REQUIREMENTS FOR SPACE TOURISMMarket
There have been some preliminary market surveys, by Rockwell International, Space Expeditions, the Japanese Rocket Society, etc. (results of some of which are available at the Space Future web site). These have indicated potentially strong interest in public space travel (a huge fraction of the populace of all the industrial democracies would pay various amounts of money to go), but there have been no rigorous scientific surveys combined with focus groups that can be "taken to the bank" by a space tourism company.
This is ironic and, to proponents of space development and particularly space tourism, frustrating, because such surveys would cost a pittance (<<1%), compared to current government programs, such as NASA's X-33, that are ostensibly aimed at reducing the cost of access to space. In addition, their value in promoting confidence in the market to potential space tourism investors would be vast, in comparison to the technology studies toward which the majority of U.S. government funds are currently being deployed.

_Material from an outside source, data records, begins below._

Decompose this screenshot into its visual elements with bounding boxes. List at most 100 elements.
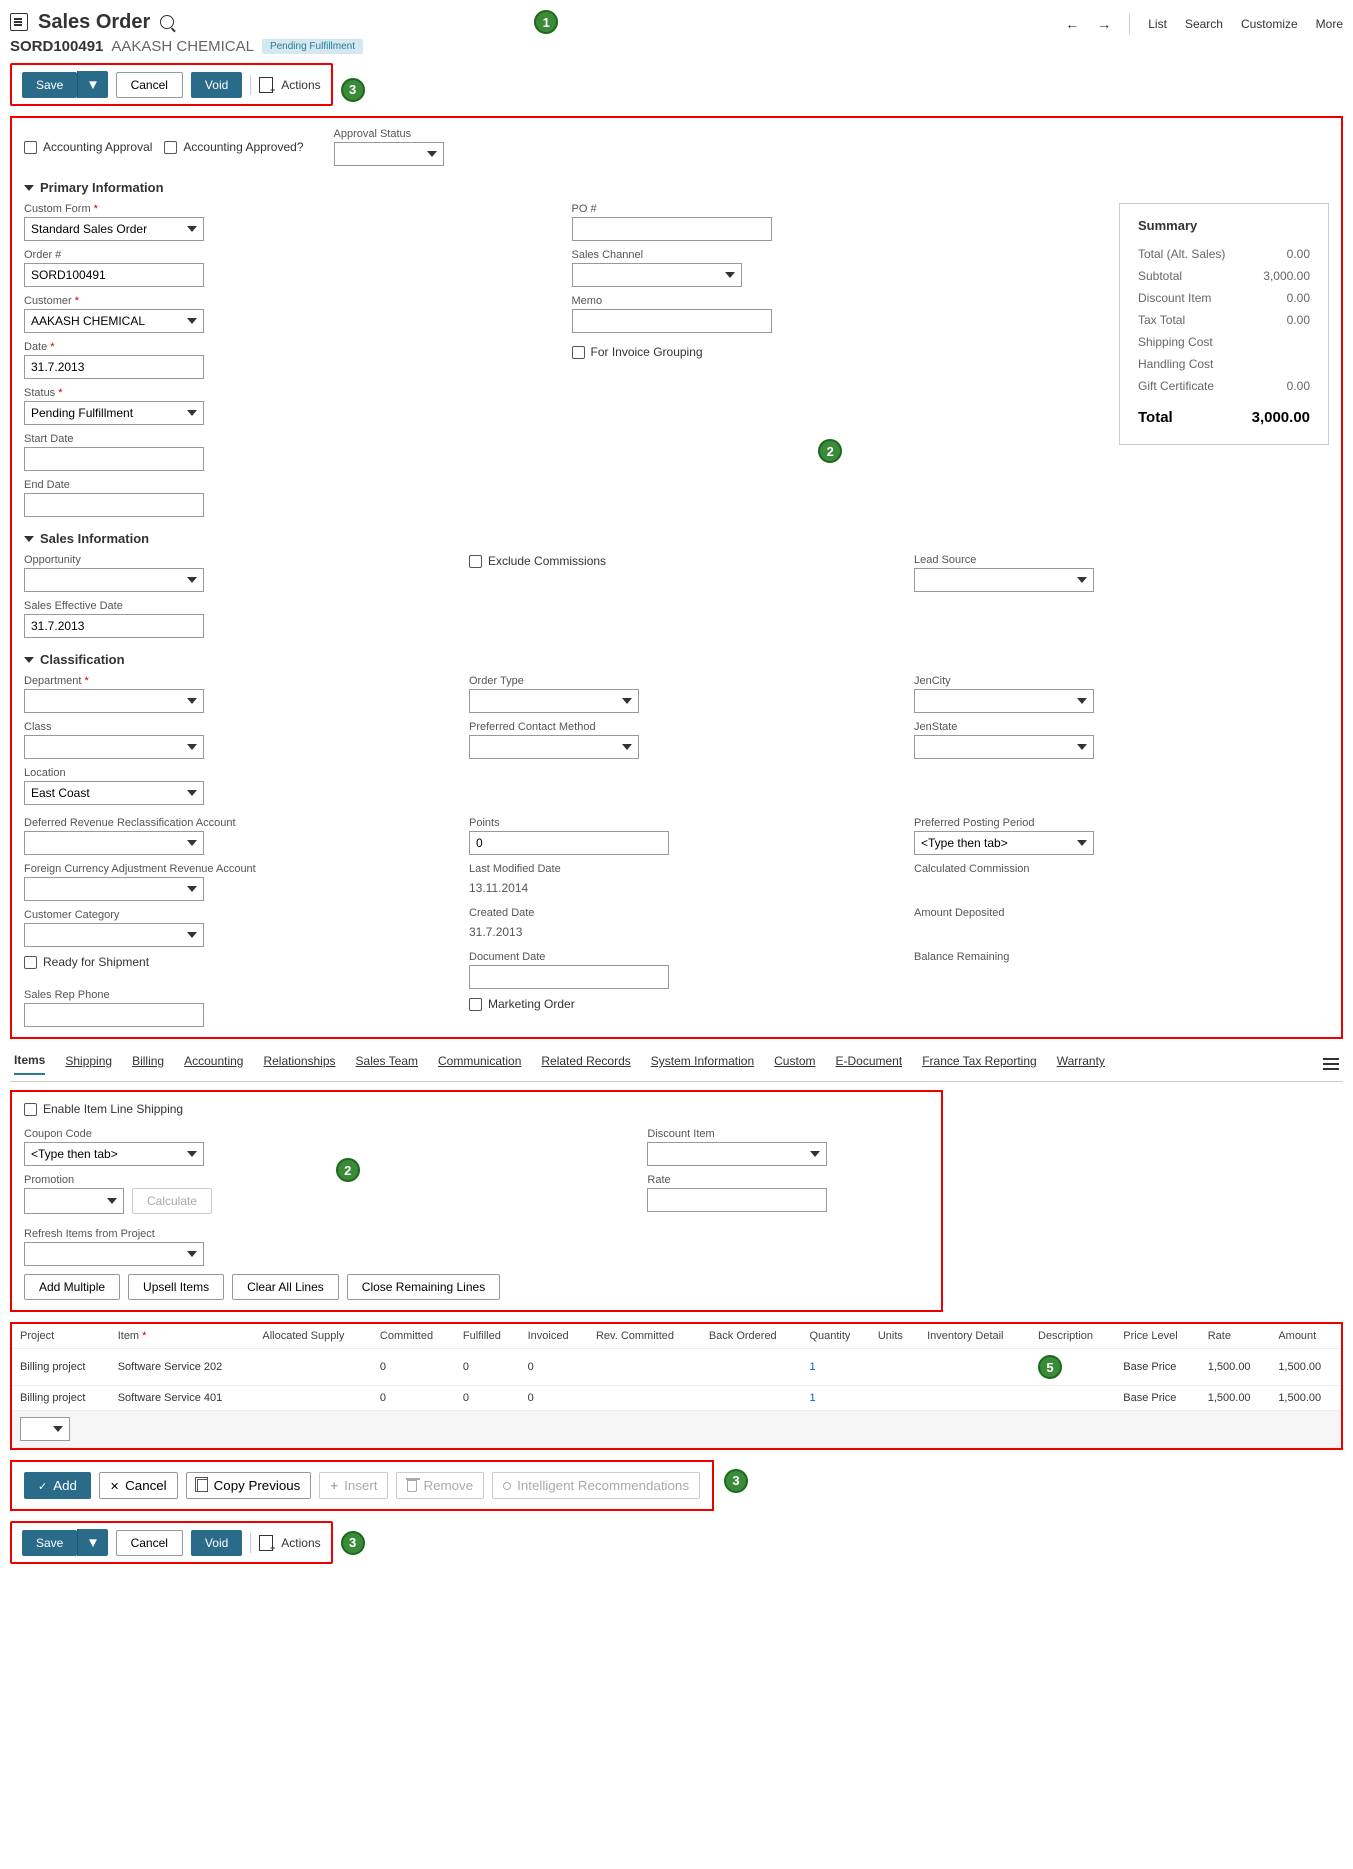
end-date-input[interactable] bbox=[24, 493, 204, 517]
nav-forward-icon[interactable]: → bbox=[1097, 16, 1111, 32]
opportunity-select[interactable] bbox=[24, 568, 204, 592]
sales-eff-date-input[interactable] bbox=[24, 614, 204, 638]
sales-channel-select[interactable] bbox=[572, 263, 742, 287]
callout-1: 1 bbox=[534, 10, 558, 34]
chevron-down-icon[interactable] bbox=[24, 185, 34, 191]
jencity-select[interactable] bbox=[914, 689, 1094, 713]
preferred-contact-select[interactable] bbox=[469, 735, 639, 759]
callout-2b: 2 bbox=[336, 1158, 360, 1182]
customer-category-label: Customer Category bbox=[24, 909, 439, 921]
points-input[interactable] bbox=[469, 831, 669, 855]
row-project-select[interactable] bbox=[20, 1417, 70, 1441]
add-multiple-button[interactable]: Add Multiple bbox=[24, 1274, 120, 1300]
enable-line-ship-checkbox[interactable] bbox=[24, 1103, 37, 1116]
upsell-button[interactable]: Upsell Items bbox=[128, 1274, 224, 1300]
chevron-down-icon[interactable] bbox=[24, 536, 34, 542]
status-select[interactable]: Pending Fulfillment bbox=[24, 401, 204, 425]
actions-menu[interactable]: Actions bbox=[281, 78, 320, 92]
order-input[interactable] bbox=[24, 263, 204, 287]
custom-form-select[interactable]: Standard Sales Order bbox=[24, 217, 204, 241]
customer-select[interactable]: AAKASH CHEMICAL bbox=[24, 309, 204, 333]
refresh-items-select[interactable] bbox=[24, 1242, 204, 1266]
chevron-down-icon[interactable] bbox=[24, 657, 34, 663]
clear-all-button[interactable]: Clear All Lines bbox=[232, 1274, 339, 1300]
calculate-button[interactable]: Calculate bbox=[132, 1188, 212, 1214]
pref-posting-select[interactable]: <Type then tab> bbox=[914, 831, 1094, 855]
tab-items[interactable]: Items bbox=[14, 1053, 45, 1075]
po-input[interactable] bbox=[572, 217, 772, 241]
cancel-line-button[interactable]: Cancel bbox=[99, 1472, 178, 1499]
callout-3d: 3 bbox=[341, 1531, 365, 1555]
callout-3c: 3 bbox=[724, 1469, 748, 1493]
search-icon[interactable] bbox=[160, 15, 174, 29]
sales-eff-date-label: Sales Effective Date bbox=[24, 600, 439, 612]
start-date-input[interactable] bbox=[24, 447, 204, 471]
void-button[interactable]: Void bbox=[191, 72, 242, 98]
add-line-button[interactable]: Add bbox=[24, 1472, 91, 1499]
deferred-rev-select[interactable] bbox=[24, 831, 204, 855]
accounting-approval-label: Accounting Approval bbox=[43, 140, 152, 154]
nav-search[interactable]: Search bbox=[1185, 17, 1223, 31]
memo-input[interactable] bbox=[572, 309, 772, 333]
promotion-select[interactable] bbox=[24, 1188, 124, 1214]
department-select[interactable] bbox=[24, 689, 204, 713]
tab-sales-team[interactable]: Sales Team bbox=[356, 1054, 418, 1074]
new-doc-icon[interactable] bbox=[259, 77, 273, 93]
tab-warranty[interactable]: Warranty bbox=[1057, 1054, 1105, 1074]
tab-shipping[interactable]: Shipping bbox=[65, 1054, 112, 1074]
actions-menu-bottom[interactable]: Actions bbox=[281, 1536, 320, 1550]
marketing-order-checkbox[interactable] bbox=[469, 998, 482, 1011]
cancel-button[interactable]: Cancel bbox=[116, 72, 183, 98]
accounting-approval-checkbox[interactable] bbox=[24, 141, 37, 154]
coupon-select[interactable]: <Type then tab> bbox=[24, 1142, 204, 1166]
order-type-select[interactable] bbox=[469, 689, 639, 713]
nav-customize[interactable]: Customize bbox=[1241, 17, 1298, 31]
save-dropdown-bottom[interactable]: ▼ bbox=[77, 1529, 107, 1556]
jenstate-select[interactable] bbox=[914, 735, 1094, 759]
sales-rep-phone-input[interactable] bbox=[24, 1003, 204, 1027]
tab-system-info[interactable]: System Information bbox=[651, 1054, 754, 1074]
new-doc-icon[interactable] bbox=[259, 1535, 273, 1551]
intel-rec-button: Intelligent Recommendations bbox=[492, 1472, 700, 1499]
approval-status-label: Approval Status bbox=[334, 128, 444, 140]
tab-billing[interactable]: Billing bbox=[132, 1054, 164, 1074]
customer-category-select[interactable] bbox=[24, 923, 204, 947]
table-row[interactable]: Billing project Software Service 401 0 0… bbox=[12, 1386, 1341, 1411]
tab-custom[interactable]: Custom bbox=[774, 1054, 815, 1074]
fca-select[interactable] bbox=[24, 877, 204, 901]
invoice-grouping-checkbox[interactable] bbox=[572, 346, 585, 359]
ready-shipment-checkbox[interactable] bbox=[24, 956, 37, 969]
menu-icon[interactable] bbox=[1323, 1058, 1339, 1070]
cancel-button-bottom[interactable]: Cancel bbox=[116, 1530, 183, 1556]
tab-relationships[interactable]: Relationships bbox=[263, 1054, 335, 1074]
location-select[interactable]: East Coast bbox=[24, 781, 204, 805]
tab-edocument[interactable]: E-Document bbox=[835, 1054, 902, 1074]
save-button[interactable]: Save bbox=[22, 72, 77, 98]
date-input[interactable] bbox=[24, 355, 204, 379]
po-label: PO # bbox=[572, 203, 1090, 215]
lead-source-select[interactable] bbox=[914, 568, 1094, 592]
table-input-row[interactable] bbox=[12, 1411, 1341, 1448]
tab-accounting[interactable]: Accounting bbox=[184, 1054, 243, 1074]
discount-item-select[interactable] bbox=[647, 1142, 827, 1166]
nav-back-icon[interactable]: ← bbox=[1065, 16, 1079, 32]
approval-status-select[interactable] bbox=[334, 142, 444, 166]
accounting-approved-checkbox[interactable] bbox=[164, 141, 177, 154]
void-button-bottom[interactable]: Void bbox=[191, 1530, 242, 1556]
nav-more[interactable]: More bbox=[1316, 17, 1343, 31]
tab-france-tax[interactable]: France Tax Reporting bbox=[922, 1054, 1037, 1074]
last-mod-value: 13.11.2014 bbox=[469, 877, 884, 899]
class-select[interactable] bbox=[24, 735, 204, 759]
rate-input[interactable] bbox=[647, 1188, 827, 1212]
tab-communication[interactable]: Communication bbox=[438, 1054, 521, 1074]
close-remaining-button[interactable]: Close Remaining Lines bbox=[347, 1274, 500, 1300]
save-button-bottom[interactable]: Save bbox=[22, 1530, 77, 1556]
doc-date-input[interactable] bbox=[469, 965, 669, 989]
copy-previous-button[interactable]: Copy Previous bbox=[186, 1472, 312, 1499]
nav-list[interactable]: List bbox=[1148, 17, 1167, 31]
amt-dep-label: Amount Deposited bbox=[914, 907, 1329, 919]
table-row[interactable]: Billing project Software Service 202 0 0… bbox=[12, 1349, 1341, 1386]
exclude-commissions-checkbox[interactable] bbox=[469, 555, 482, 568]
tab-related-records[interactable]: Related Records bbox=[541, 1054, 630, 1074]
save-dropdown[interactable]: ▼ bbox=[77, 71, 107, 98]
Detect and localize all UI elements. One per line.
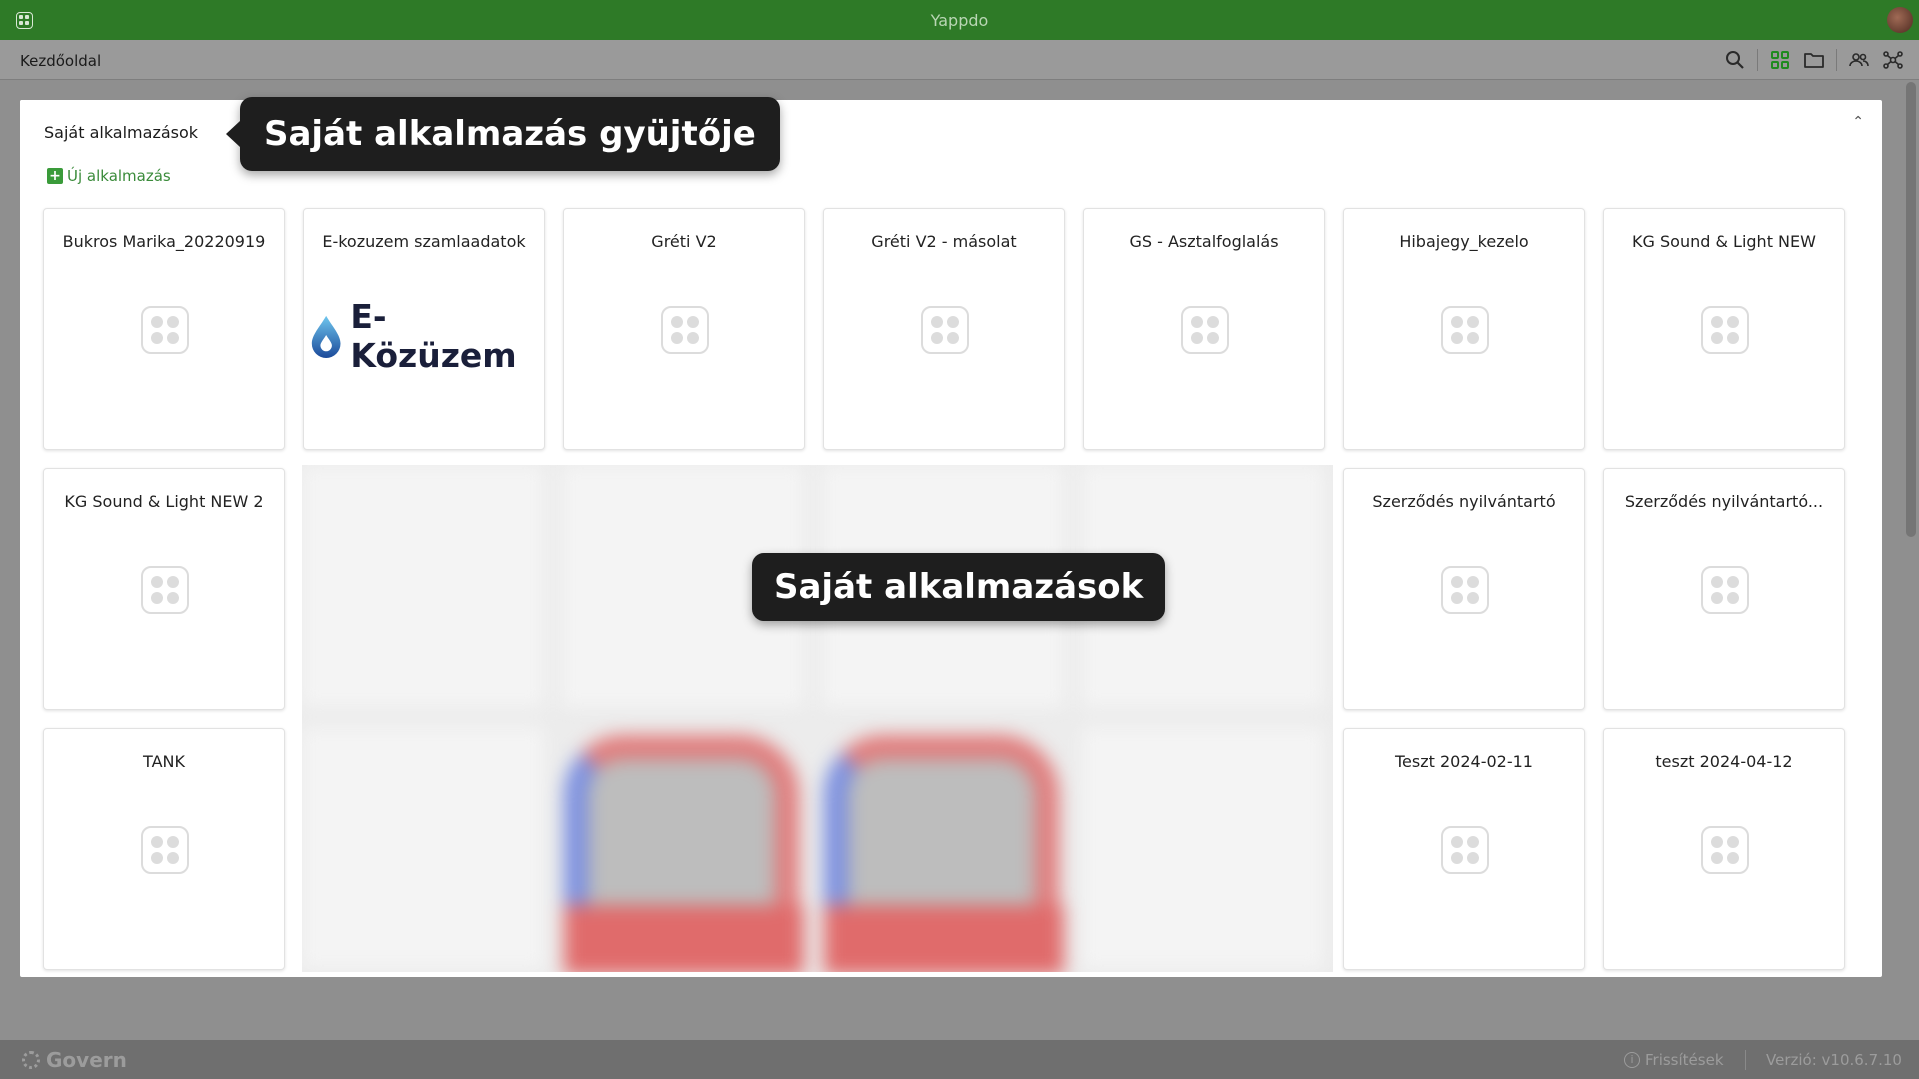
vertical-scrollbar[interactable] <box>1903 80 1919 1040</box>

In the absence of such studies, however, or perhaps in conjunction with them, it would be useful to plumb the market for currently-existing experiences. This would permit us to determine the willingness of wealthy individuals to pay for actual space-related activities, and to flush out potential issues in providing space experiences to the general public (to be discussed in the sections following).
Based on our nation's specific experience over the past forty-plus years in space, and general experience with state bureaucracies throughout human history, it is clear that the government and its traditional aerospace contractors are not going to reduce the cost of space on their own—they currently (and for the foreseeable future) have few incentives to do so. For instance, the government market remains essentially non-elastic with respect to price. We must have new investment from the private sector to satisfy true market demand, in order to dramatically reduce the unit costs of access to low earth orbit, which in turn is the key to opening the new frontier of space. However, only a demonstrated market will draw in that necessary investment.